Ces témoignages écrits par plusieurs naufragés attestent que les maures ont porté assistance en offrant nourriture, boissons, montures et poussé la gentillesse jusqu’à escorter, en toute sécurité, les rescapés qui marchaient vers St-Louis du Sénégal, leur destination finale. Contrairement à la source de Monod écrite par les deux auteurs Corréard et Savigny (qui sont restés sur le funeste radeau) et qui ont écrit des choses pour donner encore plus de fantasmes à leurs lecteurs. Leur récit pourtant en revendait déjà, par les descriptions des horribles scènes de combats et de cannibalismes auxquelles ils se sont livrées. C’était aussi l’air du temps, les premiers colons se doivent de diaboliser les colonisés pour prouver ou justifier leur domination.

La Méduse, navire amiral, a refusé de couler suite à un quelconque événement de mer… A la tête d’une Armada, composée de trois autres bâtiments, envoyée par le roi Louis XVIII (qui venait de récupérer son trône de l’aigle impérial après Waterloo) pour transporter le Gouverneur-colonel Schmaltz et les colons français devant reprendre aux Anglais l’Ile de St-Louis du Sénégal. La frégate du roi a échoué en plein jour et par mer calme, le 02 juillet 1816 vers 15 Heures, heure locale, comme pour narguer les lois et la logique de la navigation maritime ! Mon étonnement fut grand, après avoir lu à peu près tout ce qui concerne ce naufrage.

J’allais être comblé par des témoignages d’importance capitale pour la connaissance de l’histoire coloniale de mon Trarza natal mais j’ai constaté que la vérité sur ce drame a été déformée intentionnellement par les motivations et les intérêts des différents auteurs. La dramatique histoire du naufrage a été transformée en rapports circonstanciés aux relents politiques. Les royalistes et les ultras se devaient de convaincre l’opinion française par communiqués ou articles de presse alarmistes ou rassurants relatifs à ce naufrage. Le peuple de France aime la polémique, il la nourrit et s’en nourrit. Dès lors, les faits historiques de ce drame seront travaillés par chaque camp pour mettre l’opinion publique de son coté.

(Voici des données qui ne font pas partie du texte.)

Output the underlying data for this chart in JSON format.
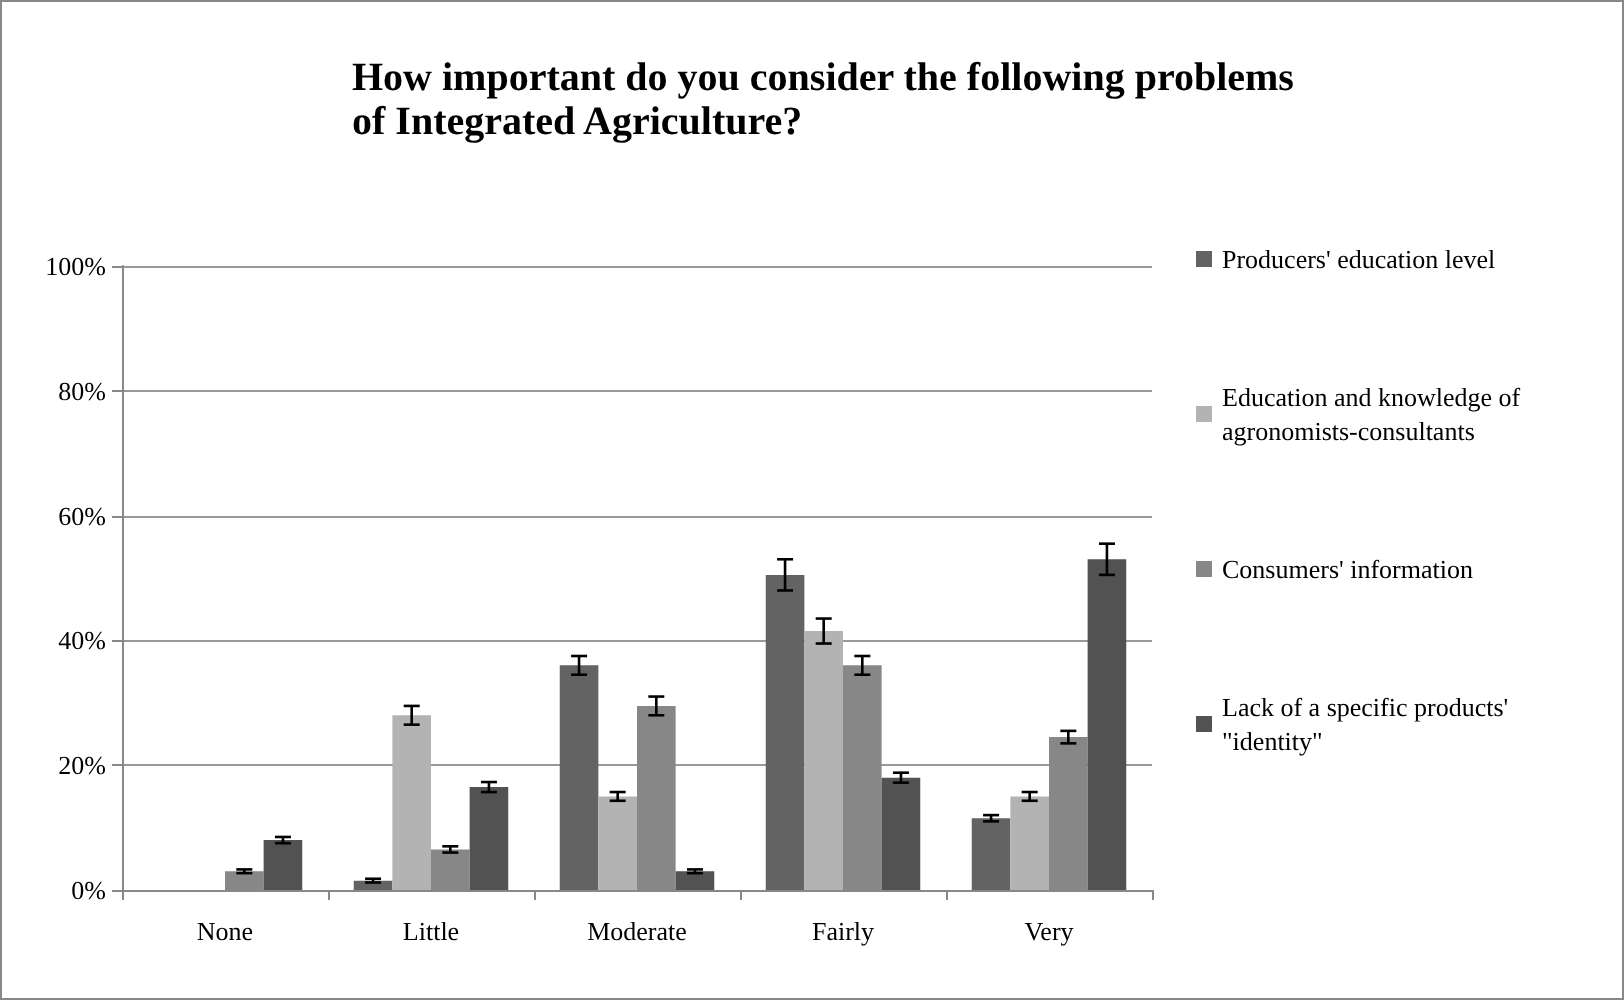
{
  "chart_data": {
    "type": "bar",
    "title": "How important do you consider the following problems of Integrated Agriculture?",
    "categories": [
      "None",
      "Little",
      "Moderate",
      "Fairly",
      "Very"
    ],
    "series": [
      {
        "name": "Producers' education level",
        "color": "#636363",
        "values": [
          0,
          1.5,
          36,
          50.5,
          11.5
        ],
        "errors": [
          null,
          0.3,
          1.5,
          2.5,
          0.5
        ]
      },
      {
        "name": "Education and knowledge of agronomists-consultants",
        "color": "#b3b3b3",
        "values": [
          0,
          28,
          15,
          41.5,
          15
        ],
        "errors": [
          null,
          1.5,
          0.7,
          2,
          0.7
        ]
      },
      {
        "name": "Consumers' information",
        "color": "#878787",
        "values": [
          3,
          6.5,
          29.5,
          36,
          24.5
        ],
        "errors": [
          0.3,
          0.5,
          1.5,
          1.5,
          1
        ]
      },
      {
        "name": "Lack of a specific products' \"identity\"",
        "color": "#525252",
        "values": [
          8,
          16.5,
          3,
          18,
          53
        ],
        "errors": [
          0.5,
          0.8,
          0.3,
          0.8,
          2.5
        ]
      }
    ],
    "ylim": [
      0,
      100
    ],
    "yticks": [
      {
        "value": 0,
        "label": "0%"
      },
      {
        "value": 20,
        "label": "20%"
      },
      {
        "value": 40,
        "label": "40%"
      },
      {
        "value": 60,
        "label": "60%"
      },
      {
        "value": 80,
        "label": "80%"
      },
      {
        "value": 100,
        "label": "100%"
      }
    ],
    "grid": "y",
    "legend": "right"
  }
}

Pourtant ce naufrage, véridiquement reconstitué, est passionnant ! Je vous invite donc à une pensée pour devoir de mémoire à tous les naufragés à l’occasion du bicentenaire de leur échouage (1816-2016). «Combien de marins, combien de capitaines sont partis joyeux pour des courses lointaines» afin de rapprocher les peuples. Mais aussi je désire vous proposer de marcher avec moi sur leurs traces, sur la belle plage de sable fin de la Mauritanie ou d’aller en mer dans les lanches artisanales en reconstituant les scènes qu’ils ont réellement vécues.

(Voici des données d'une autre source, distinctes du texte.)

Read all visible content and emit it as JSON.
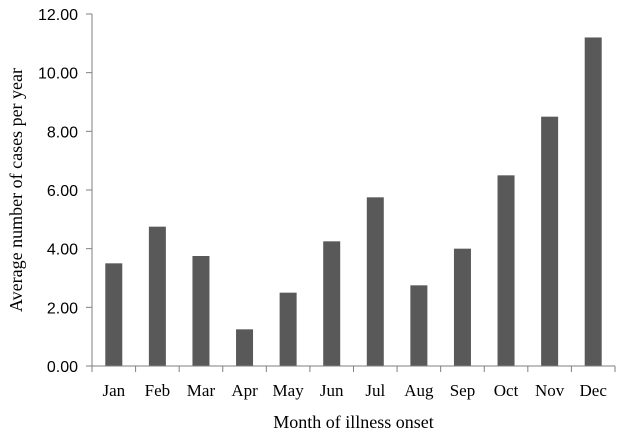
{
  "chart_data": {
    "type": "bar",
    "categories": [
      "Jan",
      "Feb",
      "Mar",
      "Apr",
      "May",
      "Jun",
      "Jul",
      "Aug",
      "Sep",
      "Oct",
      "Nov",
      "Dec"
    ],
    "values": [
      3.5,
      4.75,
      3.75,
      1.25,
      2.5,
      4.25,
      5.75,
      2.75,
      4.0,
      6.5,
      8.5,
      11.2
    ],
    "title": "",
    "xlabel": "Month of illness onset",
    "ylabel": "Average number of cases per year",
    "ylim": [
      0,
      12
    ],
    "yticks": [
      "0.00",
      "2.00",
      "4.00",
      "6.00",
      "8.00",
      "10.00",
      "12.00"
    ],
    "grid": false,
    "bar_color": "#595959",
    "axis_color": "#7f7f7f"
  }
}
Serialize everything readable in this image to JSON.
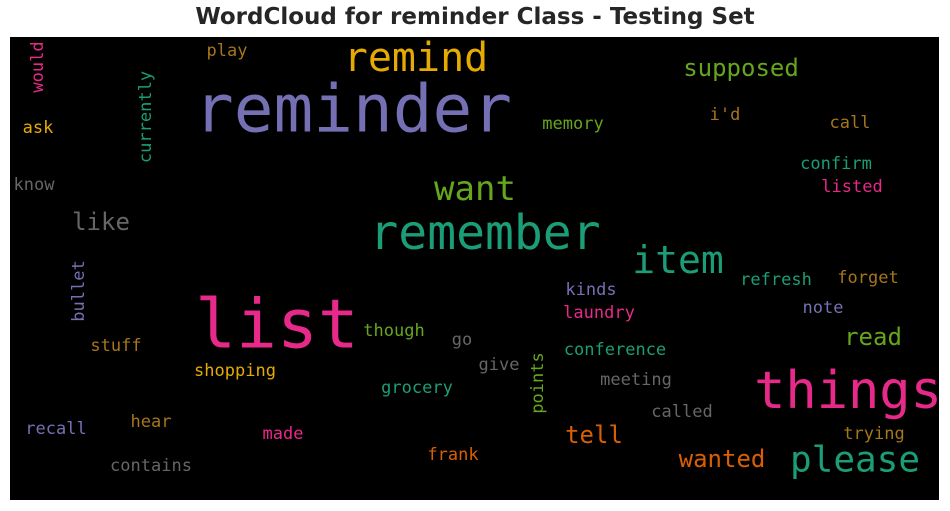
{
  "chart_data": {
    "type": "wordcloud",
    "title": "WordCloud for reminder Class - Testing Set",
    "background": "#000000",
    "palette": {
      "purple": "#7570b3",
      "green": "#1b9e77",
      "pink": "#e7298a",
      "olive": "#66a61e",
      "gold": "#e6ab02",
      "orange": "#d95f02",
      "brown": "#a6761d",
      "gray": "#666666"
    },
    "words": [
      {
        "text": "reminder",
        "color": "#7570b3",
        "rotated": false
      },
      {
        "text": "list",
        "color": "#e7298a",
        "rotated": false
      },
      {
        "text": "remember",
        "color": "#1b9e77",
        "rotated": false
      },
      {
        "text": "things",
        "color": "#e7298a",
        "rotated": false
      },
      {
        "text": "remind",
        "color": "#e6ab02",
        "rotated": false
      },
      {
        "text": "please",
        "color": "#1b9e77",
        "rotated": false
      },
      {
        "text": "item",
        "color": "#1b9e77",
        "rotated": false
      },
      {
        "text": "want",
        "color": "#66a61e",
        "rotated": false
      },
      {
        "text": "supposed",
        "color": "#66a61e",
        "rotated": false
      },
      {
        "text": "like",
        "color": "#666666",
        "rotated": false
      },
      {
        "text": "wanted",
        "color": "#d95f02",
        "rotated": false
      },
      {
        "text": "tell",
        "color": "#d95f02",
        "rotated": false
      },
      {
        "text": "read",
        "color": "#66a61e",
        "rotated": false
      },
      {
        "text": "play",
        "color": "#a6761d",
        "rotated": false
      },
      {
        "text": "would",
        "color": "#e7298a",
        "rotated": true
      },
      {
        "text": "ask",
        "color": "#e6ab02",
        "rotated": false
      },
      {
        "text": "currently",
        "color": "#1b9e77",
        "rotated": true
      },
      {
        "text": "memory",
        "color": "#66a61e",
        "rotated": false
      },
      {
        "text": "i'd",
        "color": "#a6761d",
        "rotated": false
      },
      {
        "text": "call",
        "color": "#a6761d",
        "rotated": false
      },
      {
        "text": "know",
        "color": "#666666",
        "rotated": false
      },
      {
        "text": "confirm",
        "color": "#1b9e77",
        "rotated": false
      },
      {
        "text": "listed",
        "color": "#e7298a",
        "rotated": false
      },
      {
        "text": "bullet",
        "color": "#7570b3",
        "rotated": true
      },
      {
        "text": "refresh",
        "color": "#1b9e77",
        "rotated": false
      },
      {
        "text": "forget",
        "color": "#a6761d",
        "rotated": false
      },
      {
        "text": "kinds",
        "color": "#7570b3",
        "rotated": false
      },
      {
        "text": "note",
        "color": "#7570b3",
        "rotated": false
      },
      {
        "text": "laundry",
        "color": "#e7298a",
        "rotated": false
      },
      {
        "text": "though",
        "color": "#66a61e",
        "rotated": false
      },
      {
        "text": "go",
        "color": "#666666",
        "rotated": false
      },
      {
        "text": "stuff",
        "color": "#a6761d",
        "rotated": false
      },
      {
        "text": "conference",
        "color": "#1b9e77",
        "rotated": false
      },
      {
        "text": "give",
        "color": "#666666",
        "rotated": false
      },
      {
        "text": "points",
        "color": "#66a61e",
        "rotated": true
      },
      {
        "text": "shopping",
        "color": "#e6ab02",
        "rotated": false
      },
      {
        "text": "meeting",
        "color": "#666666",
        "rotated": false
      },
      {
        "text": "grocery",
        "color": "#1b9e77",
        "rotated": false
      },
      {
        "text": "called",
        "color": "#666666",
        "rotated": false
      },
      {
        "text": "recall",
        "color": "#7570b3",
        "rotated": false
      },
      {
        "text": "hear",
        "color": "#a6761d",
        "rotated": false
      },
      {
        "text": "made",
        "color": "#e7298a",
        "rotated": false
      },
      {
        "text": "trying",
        "color": "#a6761d",
        "rotated": false
      },
      {
        "text": "frank",
        "color": "#d95f02",
        "rotated": false
      },
      {
        "text": "contains",
        "color": "#666666",
        "rotated": false
      }
    ]
  }
}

Vous pourrez alors siroter le thé traditionnel dans un environnement resté le même, depuis la nuit des temps, où des milliers d’espèces d’oiseaux nichent en paix grâce à Monod qui a insisté auprès de notre gouvernement pour faire de la zone un parc national protégé où les dauphins continuent de rabattre les bancs de poissons pour en faire profiter leurs amis, les pêcheurs Imraguens, les schirméyros décrits par les portugais lors de leur débarquement sur cette plage sous le soleil radieux d’une journée de l’an 1445.

Ahmed Boubacar

Marin.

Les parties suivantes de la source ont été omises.